There was no immediate comment from Ramzan Kadyrov, a close ally of Putinwho rules Chechnya, a mainly Muslim southern region. He rose to power after two bloody wars that followed the 1991 Soviet breakup.

But Soltayev, the Chechen rights official, was cited by the RIA news agency as calling the attack “a provocation” against the Chechen authorities.

DEATH THREATS

Some Russian lawmakers and officials in Moscow condemned the attack and demanded an investigation. Mokhmad Akhmadov, a senator from Chechnya, was cited by RIA as saying he believed Kadyrov would get to the bottom of things and that he did not think the attack had been sanctioned at an official level.

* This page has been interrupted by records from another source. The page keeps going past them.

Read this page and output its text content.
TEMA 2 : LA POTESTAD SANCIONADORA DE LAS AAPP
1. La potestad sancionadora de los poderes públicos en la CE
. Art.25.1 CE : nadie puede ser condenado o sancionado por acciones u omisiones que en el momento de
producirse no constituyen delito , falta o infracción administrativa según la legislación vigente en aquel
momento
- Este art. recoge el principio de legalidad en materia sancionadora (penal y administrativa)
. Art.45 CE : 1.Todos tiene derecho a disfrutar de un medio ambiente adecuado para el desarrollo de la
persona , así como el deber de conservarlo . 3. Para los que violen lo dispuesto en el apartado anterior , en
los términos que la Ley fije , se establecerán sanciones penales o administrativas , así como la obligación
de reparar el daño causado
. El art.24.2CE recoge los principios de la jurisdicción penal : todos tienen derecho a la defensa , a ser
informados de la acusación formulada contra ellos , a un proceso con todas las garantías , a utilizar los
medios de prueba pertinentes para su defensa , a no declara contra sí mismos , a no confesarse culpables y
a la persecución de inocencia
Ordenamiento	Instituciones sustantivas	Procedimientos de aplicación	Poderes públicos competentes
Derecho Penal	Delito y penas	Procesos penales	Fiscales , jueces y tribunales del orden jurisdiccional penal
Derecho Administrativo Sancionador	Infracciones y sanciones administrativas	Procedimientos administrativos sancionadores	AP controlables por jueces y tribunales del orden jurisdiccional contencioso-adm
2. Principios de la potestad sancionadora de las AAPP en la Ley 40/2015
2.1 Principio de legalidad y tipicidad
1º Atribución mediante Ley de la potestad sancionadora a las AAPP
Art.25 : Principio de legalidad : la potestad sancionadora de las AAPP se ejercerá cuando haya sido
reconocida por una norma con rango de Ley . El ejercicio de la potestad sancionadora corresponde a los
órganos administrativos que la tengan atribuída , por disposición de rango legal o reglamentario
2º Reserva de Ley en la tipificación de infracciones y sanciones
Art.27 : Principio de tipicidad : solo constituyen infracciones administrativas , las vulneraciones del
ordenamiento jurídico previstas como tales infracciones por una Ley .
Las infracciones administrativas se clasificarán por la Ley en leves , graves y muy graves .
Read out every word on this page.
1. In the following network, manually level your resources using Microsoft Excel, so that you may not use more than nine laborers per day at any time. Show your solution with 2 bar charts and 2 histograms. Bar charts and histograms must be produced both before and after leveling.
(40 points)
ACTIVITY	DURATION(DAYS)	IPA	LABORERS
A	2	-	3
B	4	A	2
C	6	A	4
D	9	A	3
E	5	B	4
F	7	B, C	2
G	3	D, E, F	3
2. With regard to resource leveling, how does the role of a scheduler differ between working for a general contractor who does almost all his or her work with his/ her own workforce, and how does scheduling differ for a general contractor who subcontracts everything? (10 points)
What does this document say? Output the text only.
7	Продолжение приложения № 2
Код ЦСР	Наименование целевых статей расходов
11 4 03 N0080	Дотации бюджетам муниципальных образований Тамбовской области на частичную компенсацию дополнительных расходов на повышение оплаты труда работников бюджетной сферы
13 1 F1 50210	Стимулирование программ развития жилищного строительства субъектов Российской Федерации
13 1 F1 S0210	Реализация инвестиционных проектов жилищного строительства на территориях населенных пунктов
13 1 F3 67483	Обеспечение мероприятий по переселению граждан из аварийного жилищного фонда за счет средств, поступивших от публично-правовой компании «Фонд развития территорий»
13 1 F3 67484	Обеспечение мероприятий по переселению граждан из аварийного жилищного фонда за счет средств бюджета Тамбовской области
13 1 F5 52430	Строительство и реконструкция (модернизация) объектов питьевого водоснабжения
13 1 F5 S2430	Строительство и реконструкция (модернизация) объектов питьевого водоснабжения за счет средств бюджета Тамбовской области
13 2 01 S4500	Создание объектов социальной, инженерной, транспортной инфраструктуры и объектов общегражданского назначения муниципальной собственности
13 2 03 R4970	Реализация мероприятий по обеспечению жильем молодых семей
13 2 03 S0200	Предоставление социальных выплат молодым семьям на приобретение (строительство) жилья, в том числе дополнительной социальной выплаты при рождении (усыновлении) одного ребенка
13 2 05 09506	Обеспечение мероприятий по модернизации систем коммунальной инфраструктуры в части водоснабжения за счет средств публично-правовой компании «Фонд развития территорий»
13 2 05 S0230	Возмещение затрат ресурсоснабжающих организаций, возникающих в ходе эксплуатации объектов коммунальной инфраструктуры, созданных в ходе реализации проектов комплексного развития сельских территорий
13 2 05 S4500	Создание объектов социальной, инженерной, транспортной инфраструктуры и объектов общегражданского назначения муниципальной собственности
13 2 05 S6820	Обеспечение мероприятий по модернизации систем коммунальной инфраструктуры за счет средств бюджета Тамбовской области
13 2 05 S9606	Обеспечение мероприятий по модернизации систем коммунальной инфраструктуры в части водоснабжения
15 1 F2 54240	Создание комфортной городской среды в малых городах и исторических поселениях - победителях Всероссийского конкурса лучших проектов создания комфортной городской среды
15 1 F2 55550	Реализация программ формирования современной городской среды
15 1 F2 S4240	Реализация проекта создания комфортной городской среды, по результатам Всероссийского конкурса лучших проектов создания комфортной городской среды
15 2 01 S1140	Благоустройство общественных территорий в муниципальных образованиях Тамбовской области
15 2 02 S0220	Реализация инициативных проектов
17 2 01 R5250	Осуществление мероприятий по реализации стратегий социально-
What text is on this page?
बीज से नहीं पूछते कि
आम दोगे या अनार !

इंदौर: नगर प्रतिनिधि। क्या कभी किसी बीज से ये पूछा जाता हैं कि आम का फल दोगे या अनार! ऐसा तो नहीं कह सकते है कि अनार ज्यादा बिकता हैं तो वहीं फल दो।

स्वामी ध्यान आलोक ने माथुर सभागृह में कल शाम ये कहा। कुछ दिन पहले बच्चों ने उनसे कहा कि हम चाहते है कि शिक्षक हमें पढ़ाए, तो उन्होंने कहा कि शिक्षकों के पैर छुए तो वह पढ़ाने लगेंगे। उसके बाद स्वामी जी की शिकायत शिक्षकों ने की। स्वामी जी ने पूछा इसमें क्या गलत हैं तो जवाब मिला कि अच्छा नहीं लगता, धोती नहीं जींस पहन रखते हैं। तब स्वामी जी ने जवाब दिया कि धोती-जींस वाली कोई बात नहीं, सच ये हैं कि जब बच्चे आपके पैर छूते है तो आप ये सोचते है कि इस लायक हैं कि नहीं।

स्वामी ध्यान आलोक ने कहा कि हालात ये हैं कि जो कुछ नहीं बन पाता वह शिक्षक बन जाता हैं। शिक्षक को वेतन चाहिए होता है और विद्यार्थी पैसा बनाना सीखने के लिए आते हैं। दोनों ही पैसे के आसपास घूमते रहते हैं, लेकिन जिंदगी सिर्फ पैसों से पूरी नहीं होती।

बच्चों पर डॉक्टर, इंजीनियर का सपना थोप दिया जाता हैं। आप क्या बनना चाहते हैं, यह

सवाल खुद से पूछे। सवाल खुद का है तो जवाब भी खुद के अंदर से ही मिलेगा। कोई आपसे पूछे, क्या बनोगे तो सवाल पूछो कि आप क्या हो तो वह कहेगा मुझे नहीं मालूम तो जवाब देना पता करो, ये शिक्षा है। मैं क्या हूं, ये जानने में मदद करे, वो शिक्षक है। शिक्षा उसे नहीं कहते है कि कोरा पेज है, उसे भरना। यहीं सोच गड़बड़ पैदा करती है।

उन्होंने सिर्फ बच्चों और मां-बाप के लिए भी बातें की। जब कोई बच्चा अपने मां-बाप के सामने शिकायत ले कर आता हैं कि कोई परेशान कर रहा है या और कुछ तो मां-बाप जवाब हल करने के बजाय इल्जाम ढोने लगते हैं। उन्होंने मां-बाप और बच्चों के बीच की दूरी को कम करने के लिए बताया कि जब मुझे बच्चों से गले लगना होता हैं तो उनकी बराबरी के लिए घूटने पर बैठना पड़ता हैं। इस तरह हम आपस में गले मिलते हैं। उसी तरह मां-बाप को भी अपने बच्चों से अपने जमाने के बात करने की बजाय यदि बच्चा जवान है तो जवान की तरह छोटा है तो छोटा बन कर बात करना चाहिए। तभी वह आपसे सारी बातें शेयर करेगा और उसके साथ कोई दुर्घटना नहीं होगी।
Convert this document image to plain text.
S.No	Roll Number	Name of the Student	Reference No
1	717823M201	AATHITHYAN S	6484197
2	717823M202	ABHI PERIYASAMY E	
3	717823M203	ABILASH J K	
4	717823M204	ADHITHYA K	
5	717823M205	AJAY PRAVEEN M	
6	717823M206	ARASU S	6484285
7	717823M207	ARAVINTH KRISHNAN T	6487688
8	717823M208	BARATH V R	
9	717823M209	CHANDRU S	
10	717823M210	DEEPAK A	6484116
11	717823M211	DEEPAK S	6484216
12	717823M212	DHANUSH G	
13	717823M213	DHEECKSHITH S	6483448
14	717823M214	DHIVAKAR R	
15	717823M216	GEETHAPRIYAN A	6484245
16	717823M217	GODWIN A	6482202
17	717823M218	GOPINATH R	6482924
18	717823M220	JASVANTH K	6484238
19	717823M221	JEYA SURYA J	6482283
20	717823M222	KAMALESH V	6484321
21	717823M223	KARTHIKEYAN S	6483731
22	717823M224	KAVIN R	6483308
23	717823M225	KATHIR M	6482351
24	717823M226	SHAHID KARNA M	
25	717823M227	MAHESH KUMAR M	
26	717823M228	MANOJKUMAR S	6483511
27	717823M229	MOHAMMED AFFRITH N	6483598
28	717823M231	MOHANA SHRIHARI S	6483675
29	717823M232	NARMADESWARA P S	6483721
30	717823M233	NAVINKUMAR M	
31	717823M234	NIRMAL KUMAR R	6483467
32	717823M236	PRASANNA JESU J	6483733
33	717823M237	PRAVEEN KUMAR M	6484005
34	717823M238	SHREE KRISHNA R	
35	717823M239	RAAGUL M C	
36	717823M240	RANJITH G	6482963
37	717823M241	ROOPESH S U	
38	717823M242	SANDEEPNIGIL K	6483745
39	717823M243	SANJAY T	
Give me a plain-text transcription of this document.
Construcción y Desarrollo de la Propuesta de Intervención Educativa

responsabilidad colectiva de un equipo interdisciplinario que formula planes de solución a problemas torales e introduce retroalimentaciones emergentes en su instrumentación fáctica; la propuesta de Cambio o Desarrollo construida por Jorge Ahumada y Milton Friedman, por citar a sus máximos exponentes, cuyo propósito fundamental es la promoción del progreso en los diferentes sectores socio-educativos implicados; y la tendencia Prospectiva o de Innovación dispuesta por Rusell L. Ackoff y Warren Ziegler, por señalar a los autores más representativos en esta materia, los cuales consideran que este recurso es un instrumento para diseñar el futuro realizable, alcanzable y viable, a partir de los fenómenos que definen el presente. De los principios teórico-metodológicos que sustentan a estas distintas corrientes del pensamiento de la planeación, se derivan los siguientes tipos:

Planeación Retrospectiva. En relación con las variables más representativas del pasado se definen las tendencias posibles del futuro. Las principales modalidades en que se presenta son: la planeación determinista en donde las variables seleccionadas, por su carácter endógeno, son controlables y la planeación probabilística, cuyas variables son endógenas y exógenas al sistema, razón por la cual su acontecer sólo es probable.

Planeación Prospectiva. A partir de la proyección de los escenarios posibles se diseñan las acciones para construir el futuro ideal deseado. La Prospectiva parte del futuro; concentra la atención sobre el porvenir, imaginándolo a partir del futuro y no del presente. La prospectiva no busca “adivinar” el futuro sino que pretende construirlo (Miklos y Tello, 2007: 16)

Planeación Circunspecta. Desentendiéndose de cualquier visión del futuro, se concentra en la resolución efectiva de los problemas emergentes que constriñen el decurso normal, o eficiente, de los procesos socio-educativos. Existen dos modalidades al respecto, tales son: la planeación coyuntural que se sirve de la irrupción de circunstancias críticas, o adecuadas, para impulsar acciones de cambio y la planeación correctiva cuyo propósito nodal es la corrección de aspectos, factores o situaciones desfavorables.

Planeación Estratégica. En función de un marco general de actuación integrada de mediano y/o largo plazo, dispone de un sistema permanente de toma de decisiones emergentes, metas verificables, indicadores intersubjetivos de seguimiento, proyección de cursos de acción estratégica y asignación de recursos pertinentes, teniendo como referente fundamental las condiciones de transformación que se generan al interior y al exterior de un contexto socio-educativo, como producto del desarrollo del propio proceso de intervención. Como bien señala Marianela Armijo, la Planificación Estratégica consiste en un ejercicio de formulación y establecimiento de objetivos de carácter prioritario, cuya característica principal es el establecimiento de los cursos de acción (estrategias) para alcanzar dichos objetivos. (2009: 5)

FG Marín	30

Milashina has spent years investigating purported human rights abuses in Chechnya, including what she said was the mass arrest and torture of gay men in the region, and had received many threats before, including to her life.

Her employer evacuated her from Russia last year after Kadyrov described her as a terrorist in a social media post and she was assaulted in Chechnya in 2020.

Kadyrov denies rights abuses, saying such allegations are fabricated by ill-wishers trying to discredit Chechnya and its authorities.

Rights group “Team against Torture” said Nemov, the lawyer accompanying her, had been stabbed in the leg and cited him as saying that the masked attackers had used three cars to block the vehicle which he and Milashina had been travelling in.

Milashina and Nemov, both of whom were reported to have suffered numerous fractures in the attack, were in Chechnya to cover the sentencing of Zarema Musayeva, a Chechen woman charged with assaulting a policeman and fraud – charges she denied – in a case critics saw as revenge against her sons and husband who were seen as disloyal by Kadyrov and have fled the country.

A Chechen court on Tuesday found Musayeva guilty and sentenced her to five-and-a-half years in a penal colony.

A Russian court last year stripped Novaya Gazeta, led by Dmitry Muratov, a Nobel Peace laureate, of its media licence, a move Muratov said was politically-motivated.